Die Kosten für den Verkäufer sind überschaubar, sollten aber frühzeitig in die Kalkulation einfließen. Zu den typischen Ausgaben zählen der Energieausweis (falls noch nicht vorhanden), professionelle Fotos für das Exposé und eine sachverständige Einschätzung bzgl. eines möglichen Verkaufspreises. Hinzu kommen mögliche Aufwendungen für kleinere Renovierungen oder Homestaging-Maßnahmen. Wenn Sie einen Makler beauftragen, fällt die Maklerprovision an, die sich seit der gesetzlichen Reform im Jahr 2020 hälftig zwischen Käufer und Verkäufer aufteilt. Besteht noch eine laufende Bankfinanzierung, kann eine Vorfälligkeitsentschädigung anfallen, deren Höhe von der Restlaufzeit und dem ursprünglichen Zinssatz abhängt. Die Grunderwerbsteuer sowie alle Notargebühren trägt nach deutschem Recht grundsätzlich der Käufer, nicht der Verkäufer.

Muss ich beim Immobilienverkauf Steuern zahlen?

Ob beim Verkauf einer Immobilie Steuern anfallen, hängt von zwei Faktoren ab: der Nutzungsart und der Haltedauer. Wenn Sie die Immobilie ausschließlich selbst bewohnt haben, ist der Verkaufserlös in der Regel steuerfrei. Gleiches gilt, wenn das Objekt im Verkaufsjahr und in den beiden Vorjahren selbst genutzt wurde. Wer eine vermietete Immobilie innerhalb von zehn Jahren nach dem Erwerb verkauft, muss den erzielten Gewinn mit dem persönlichen Einkommensteuersatz versteuern. Nach Ablauf dieser Spekulationsfrist entfällt die Steuerpflicht vollständig. Erben übernehmen das steuerrechtliche Erwerbsdatum des Erblassers, was häufig unterschätzt wird. Für eine individuelle Steuerplanung ist eine fachkundige Beratung durch einen Steuerberater in jedem Fall empfehlenswert.
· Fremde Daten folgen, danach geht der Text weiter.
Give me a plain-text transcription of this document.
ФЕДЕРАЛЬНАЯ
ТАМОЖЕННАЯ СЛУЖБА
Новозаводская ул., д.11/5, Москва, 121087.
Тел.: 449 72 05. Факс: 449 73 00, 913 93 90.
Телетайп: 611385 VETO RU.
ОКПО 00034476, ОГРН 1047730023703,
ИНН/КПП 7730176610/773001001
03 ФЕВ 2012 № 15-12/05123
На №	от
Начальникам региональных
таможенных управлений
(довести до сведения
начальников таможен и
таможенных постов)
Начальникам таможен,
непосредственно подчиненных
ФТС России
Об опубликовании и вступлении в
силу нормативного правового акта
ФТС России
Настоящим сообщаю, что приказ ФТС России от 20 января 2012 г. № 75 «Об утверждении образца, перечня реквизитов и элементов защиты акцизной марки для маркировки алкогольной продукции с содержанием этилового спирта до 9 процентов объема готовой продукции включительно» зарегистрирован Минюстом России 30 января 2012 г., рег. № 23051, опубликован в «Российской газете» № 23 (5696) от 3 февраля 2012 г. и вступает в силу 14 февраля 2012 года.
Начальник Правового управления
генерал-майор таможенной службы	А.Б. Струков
Welche Unterlagen benötige ich zwingend für den Immobilienverkauf?

Ohne vollständige Unterlagen verzögern sich Verkäufe erheblich oder scheitern kurz vor dem Abschluss. Zwingend erforderlich sind ein aktueller Grundbuchauszug, eine Flurkarte, ein Lageplan sowie die vollständige Bauakte mit Grundrissen, einer Baugenehmigung und einer Baubeschreibung. Der Energieausweis ist gesetzlich vorgeschrieben und muss bereits in der Anzeige angegeben werden. Eine normgerechte Wohnflächenberechnung nach der Wohnflächenverordnung schützt vor Haftungsrisiken durch fehlerhafte Quadratmeterangaben. Modernisierungs- und Sanierungsnachweise stärken zudem Ihre Preisargumentation gegenüber Kaufinteressenten. Bei Eigentumswohnungen sind außerdem die Teilungserklärung, die aktuellen Hausgeldabrechnungen und die Protokolle der Eigentümerversammlungen der letzten drei Jahre erforderlich. Beginnen Sie frühzeitig mit der Zusammenstellung, da manche Behörden mehrere Wochen für die Ausstellung der erforderlichen Dokumente benötigen.

Makler oder privat verkaufen – was ist besser?

Die Entscheidung hängt von Ihrer persönlichen Situation ab. Ein professioneller Makler bringt Marktwissen, ein qualifiziertes Käufernetzwerk und Verhandlungserfahrung mit. Das kann den erzielten Verkaufspreis spürbar steigern und kostspielige Fehler vermeiden. Da die Provision gesetzlich hälftig geteilt wird, belastet sie den Verkäufer finanziell nur zur Hälfte. Privat zu verkaufen ist eine realistische Option für Eigentümer mit Markterfahrung, ausreichend Zeit und juristischem Grundwissen. Das Risiko dabei ist, dass Fehler bei der Preisfindung, der Vertragsgestaltung oder der Käuferprüfung die eingesparte Courtage schnell übersteigen können. Unsere Empfehlung: Bei komplexen Objekten, Erbschaften oder laufenden Mietverhältnissen ist professionelle Unterstützung ratsam. Bei unkomplizierten Standardobjekten in gefragten Lagen kann der Privatverkauf eine ernsthafte Alternative sein.